星期五, 四月 10, 2009

Time to wise up from FT



By John Authers

This has not been a good year for conventional wisdom.

Of course, “conventional wisdom” is rarely cited as anything other than a whipping boy – something we can expect to be wrong. But markets might be considered to be different, because conventional wisdom can be self-fulfilling. If everyone believes a stock is worth $20, then it will trade for $20.

But some of the smartest investment ideas offered to the wealthy have begun to look very bad indeed of late.

It is now almost a year since a cataclysmic week for quantitative funds heralded the beginning of the credit crisis. The quant funds made their money with a highly sophisticated “market-neutral” strategy, in which they bet on equal numbers of stocks to go up and down, exploiting subtle differences in their valuations. They found that many had made the same bets. As soon as a few fund managers started getting out of the market, suddenly all of them suffered huge losses. This had been hailed as a “low-risk” strategy uncorrelated to the markets, but some of the most prestigious funds in finance saw one-third of their value wiped out in a week.

Another bright new orthodoxy was: “commodities are good for you”. Academic studies demonstrated that investing in commodities via futures as part of a broader portfolio could give you the investor's holy grail – higher returns for no greater risk. Investment banks put together commodity indices, based on futures, providing products for private bankers to sell to their clients.

The problem is that many now claim that the money this attracted into commodities helped push up prices artificially. There have even been hearings in Congress over the claims. Debate rages over that topic but the experience of the past few weeks, with almost all commodity indices now down more than 20 per cent from their highs, has been unpleasant.

More apparent wisdom, offered to high net worth investors, was that macro hedge funds, which make big international bets on asset allocation, were the way to conserve wealth. There have certainly been trends to exploit in the financial upheaval since last summer. For many months, betting on commodities, while betting against the US dollar and the stock of US banks, was a great way to keep your head above water.

But in the middle of the market panic of mid-July, both sides of the trade suddenly went into reverse. Hedge funds that had funded investments in oil futures by selling short on bank shares were caught in a vicious squeeze, as this strategy lost more than 40 per cent in a matter of weeks.

A spoof “Dear Investor” letter from a macro hedge fund manager to his clients is currently doing the rounds on the internet. It captures nicely enough what went on. “We have no explanation, since our trades are systematically based upon doing what others are doing (only, hopefully, faster ... though, in this instance, not fast enough). Nor do we offer you apologies. You [presumably] knew the risks, and felt the glory (if only for a while).”

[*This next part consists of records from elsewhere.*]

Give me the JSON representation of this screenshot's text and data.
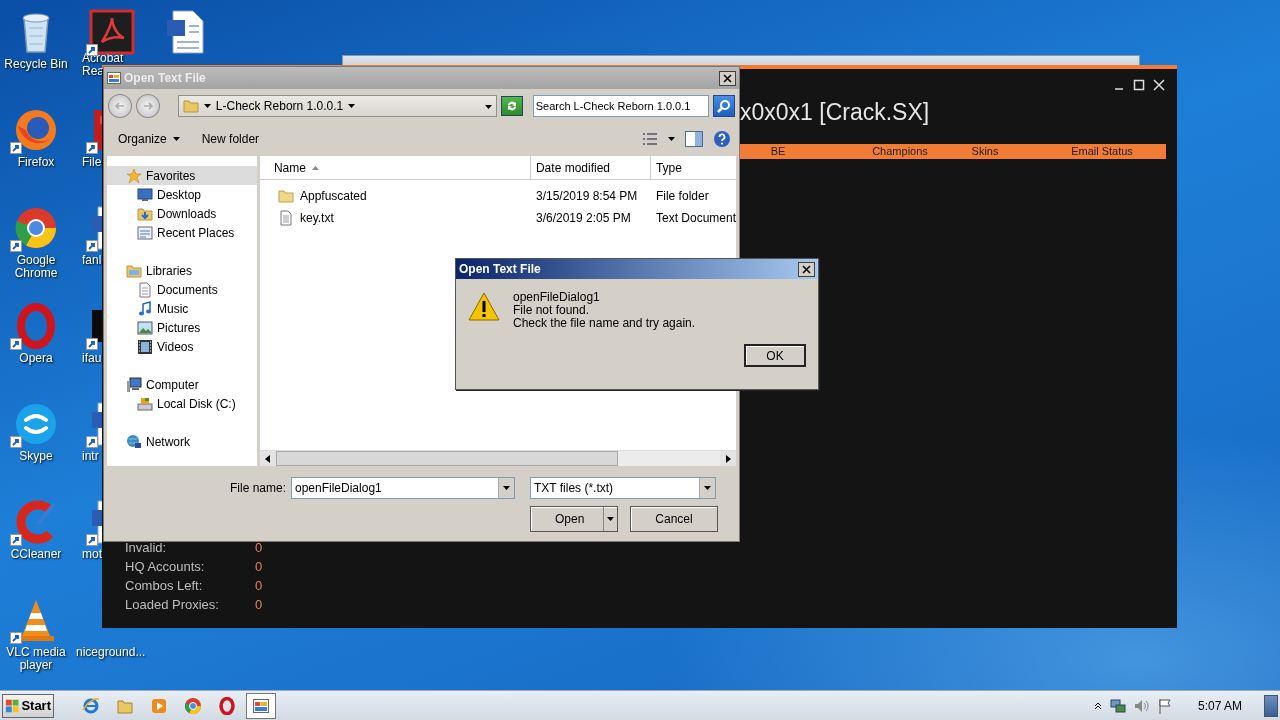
{
  "desktop": {
    "icons": [
      {
        "label": "Recycle Bin",
        "kind": "recycle",
        "shortcut": false
      },
      {
        "label": "Firefox",
        "kind": "firefox",
        "shortcut": true
      },
      {
        "label": "Google Chrome",
        "kind": "chrome",
        "shortcut": true
      },
      {
        "label": "Opera",
        "kind": "opera",
        "shortcut": true
      },
      {
        "label": "Skype",
        "kind": "skype",
        "shortcut": true
      },
      {
        "label": "CCleaner",
        "kind": "ccleaner",
        "shortcut": true
      },
      {
        "label": "VLC media player",
        "kind": "vlc",
        "shortcut": true
      }
    ],
    "icons_column_2": [
      {
        "label": "Acrobat Rea",
        "kind": "acrobat",
        "shortcut": true
      },
      {
        "label": "File",
        "kind": "filezilla",
        "shortcut": true
      },
      {
        "label": "fanl",
        "kind": "word",
        "shortcut": true
      },
      {
        "label": "ifau",
        "kind": "blank",
        "shortcut": true
      },
      {
        "label": "intr",
        "kind": "word",
        "shortcut": true
      },
      {
        "label": "mot",
        "kind": "word",
        "shortcut": true
      },
      {
        "label": "niceground...",
        "kind": "hidden"
      }
    ],
    "icons_column_3": [
      {
        "kind": "word",
        "shortcut": false
      }
    ]
  },
  "app_window": {
    "title": "x0x0x1 [Crack.SX]",
    "columns": [
      "BE",
      "Champions",
      "Skins",
      "Email Status"
    ],
    "stats": [
      {
        "label": "Invalid:",
        "value": "0"
      },
      {
        "label": "HQ Accounts:",
        "value": "0"
      },
      {
        "label": "Combos Left:",
        "value": "0"
      },
      {
        "label": "Loaded Proxies:",
        "value": "0"
      }
    ]
  },
  "file_dialog": {
    "title": "Open Text File",
    "address": "L-Check Reborn 1.0.0.1",
    "search": {
      "placeholder": "Search L-Check Reborn 1.0.0.1"
    },
    "toolbar": [
      {
        "label": "Organize",
        "dropdown": true
      },
      {
        "label": "New folder",
        "dropdown": false
      }
    ],
    "nav": [
      {
        "label": "Favorites",
        "kind": "star",
        "selected": true,
        "children": [
          {
            "label": "Desktop",
            "kind": "desktop",
            "selected": false
          },
          {
            "label": "Downloads",
            "kind": "downloads",
            "selected": false
          },
          {
            "label": "Recent Places",
            "kind": "recent",
            "selected": false
          }
        ]
      },
      {
        "label": "Libraries",
        "kind": "library",
        "selected": false,
        "children": [
          {
            "label": "Documents",
            "kind": "document",
            "selected": false
          },
          {
            "label": "Music",
            "kind": "music",
            "selected": false
          },
          {
            "label": "Pictures",
            "kind": "pictures",
            "selected": false
          },
          {
            "label": "Videos",
            "kind": "videos",
            "selected": false
          }
        ]
      },
      {
        "label": "Computer",
        "kind": "computer",
        "selected": false,
        "children": [
          {
            "label": "Local Disk (C:)",
            "kind": "disk",
            "selected": false
          }
        ]
      },
      {
        "label": "Network",
        "kind": "network",
        "selected": false
      }
    ],
    "columns": [
      {
        "label": "Name",
        "sorted": true
      },
      {
        "label": "Date modified",
        "sorted": false
      },
      {
        "label": "Type",
        "sorted": false
      }
    ],
    "files": [
      {
        "name": "Appfuscated",
        "date": "3/15/2019 8:54 PM",
        "type": "File folder",
        "kind": "folder",
        "selected": false
      },
      {
        "name": "key.txt",
        "date": "3/6/2019 2:05 PM",
        "type": "Text Document",
        "kind": "text",
        "selected": false
      }
    ],
    "file_name": {
      "label": "File name:",
      "value": "openFileDialog1"
    },
    "filter": "TXT files (*.txt)",
    "buttons": [
      {
        "label": "Open",
        "split": true
      },
      {
        "label": "Cancel",
        "split": false
      }
    ]
  },
  "message_box": {
    "title": "Open Text File",
    "kind": "warning",
    "lines": [
      "openFileDialog1",
      "File not found.",
      "Check the file name and try again."
    ],
    "button": "OK"
  },
  "taskbar": {
    "start": "Start",
    "apps": [
      {
        "kind": "ie",
        "active": false
      },
      {
        "kind": "explorer",
        "active": false
      },
      {
        "kind": "media",
        "active": false
      },
      {
        "kind": "chrome",
        "active": false
      },
      {
        "kind": "opera",
        "active": false
      },
      {
        "kind": "app",
        "active": true
      }
    ],
    "clock": "5:07 AM"
  }
}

Again, a strategy widely offered to wealthy investors to enable them to make money during the carnage had come a cropper.

It is popular to blame complicated investments such as this for the market's problems. Excessive use of leverage, derivatives or short-selling have all helped amplify market chaos in the past year. It is supposedly good for the rich that they can take advantage of such strategies, but that is beginning to look questionable.

And conventional wisdom seems to be taking a new beating on another front. For years, that wisdom has held that for most people, index funds make sense. Passive investing keeps costs low, and avoids wasting money on trying to do what most active managers seem to find impossible – beating the market consistently.

Yet there is a problem: index funds are dumb. They cannot be contrarian. Once a trend gets going, they have no choice but to follow it, thus making that trend even stronger. Index funds arose, logically, out of the theory of efficient markets. Put very crudely, markets are efficient, so it is impossible to beat them and you should just join them. But the very existence of index funds helps make markets more inefficient and more prone to bubbles.

Experience, and not just logic, backs this argument. Indexation began to become an orthodoxy for retail investors and for big institutions about a decade ago. And in that decade, markets have grown ever more prone to bubbles – from the tech bubble to housing stocks, to China.

The logic of indexing has not gone away. It makes more sense to pay a small fee for an index return than to pay much more to an active manager who will be lucky to do even that well.

But the conventional wisdom is starting to shift against indexing. And while it is still fashionable to blame the esoteric investments of the rich, there is a good argument that index funds, the investment of the masses, have also exacerbated the world's financial problems.